Ok, I get impatient a lot. I don’t slow down when others are speaking to always listen. Instead, I tend to be calculating my response to them before the words leave their mouths. I intended that word calculating to remind myself that I am being very malicious to others by not allowing them the respect of fully listening.
But, here is what really chaps me. Repeating myself. Over and over and over and over and I feel like an idiot. I don’t like to repeat myself, conversations or stories. Maybe that is why I have such a hard time raising children or putting words to my original music. I love repeating the music over and over and over just not the words.
Raising children is the hardest thing I have ever done.

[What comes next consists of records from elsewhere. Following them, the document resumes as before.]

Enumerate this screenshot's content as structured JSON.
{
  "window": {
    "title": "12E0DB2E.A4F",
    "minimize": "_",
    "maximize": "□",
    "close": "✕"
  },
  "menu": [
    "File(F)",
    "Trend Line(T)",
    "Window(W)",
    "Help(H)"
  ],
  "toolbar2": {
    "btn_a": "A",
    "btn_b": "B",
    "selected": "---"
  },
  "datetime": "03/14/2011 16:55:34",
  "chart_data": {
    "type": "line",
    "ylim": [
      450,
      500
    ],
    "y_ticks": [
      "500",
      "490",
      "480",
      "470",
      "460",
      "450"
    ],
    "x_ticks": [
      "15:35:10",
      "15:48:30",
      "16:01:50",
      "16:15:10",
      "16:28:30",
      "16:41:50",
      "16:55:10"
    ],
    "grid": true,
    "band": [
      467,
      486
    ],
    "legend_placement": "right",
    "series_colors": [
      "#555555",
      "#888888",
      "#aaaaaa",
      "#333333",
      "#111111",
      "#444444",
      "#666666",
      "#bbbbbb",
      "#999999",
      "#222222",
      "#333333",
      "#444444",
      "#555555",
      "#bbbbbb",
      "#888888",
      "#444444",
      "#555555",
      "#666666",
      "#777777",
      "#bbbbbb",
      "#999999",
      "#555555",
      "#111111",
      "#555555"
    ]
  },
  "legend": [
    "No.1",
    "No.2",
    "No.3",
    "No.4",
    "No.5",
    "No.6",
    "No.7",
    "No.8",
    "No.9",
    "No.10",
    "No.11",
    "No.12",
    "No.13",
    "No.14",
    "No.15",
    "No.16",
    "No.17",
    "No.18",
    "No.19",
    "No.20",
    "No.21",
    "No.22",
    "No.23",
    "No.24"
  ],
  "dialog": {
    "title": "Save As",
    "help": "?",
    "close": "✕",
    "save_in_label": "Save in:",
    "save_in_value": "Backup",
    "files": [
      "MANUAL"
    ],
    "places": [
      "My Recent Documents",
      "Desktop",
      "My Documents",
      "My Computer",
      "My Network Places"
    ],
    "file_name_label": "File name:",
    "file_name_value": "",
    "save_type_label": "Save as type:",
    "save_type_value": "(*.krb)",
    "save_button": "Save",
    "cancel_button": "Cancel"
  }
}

Yesterday I had the conversation, the day before I had the same conversation, and most likely today also will include a similar version of the same conversation. I can’t stand that. This is why I know God has a wonderful sense of humor. Sort of like, here, I made you to be impatient, and hate repeating conversations and to not be able to be distracted. Bam!!! Enter children. They are so much fun. But they are at odds with who I would rather be. So each day, I continue to try to put my dad hat on and remember to listen, to repeat myself, and to deal with distraction.
But really? We just talked about not eating lipstick yesterday, all last week and today again? At what point do we do something different? Please, please make a different mistake and lets stop repeating the same one. Please?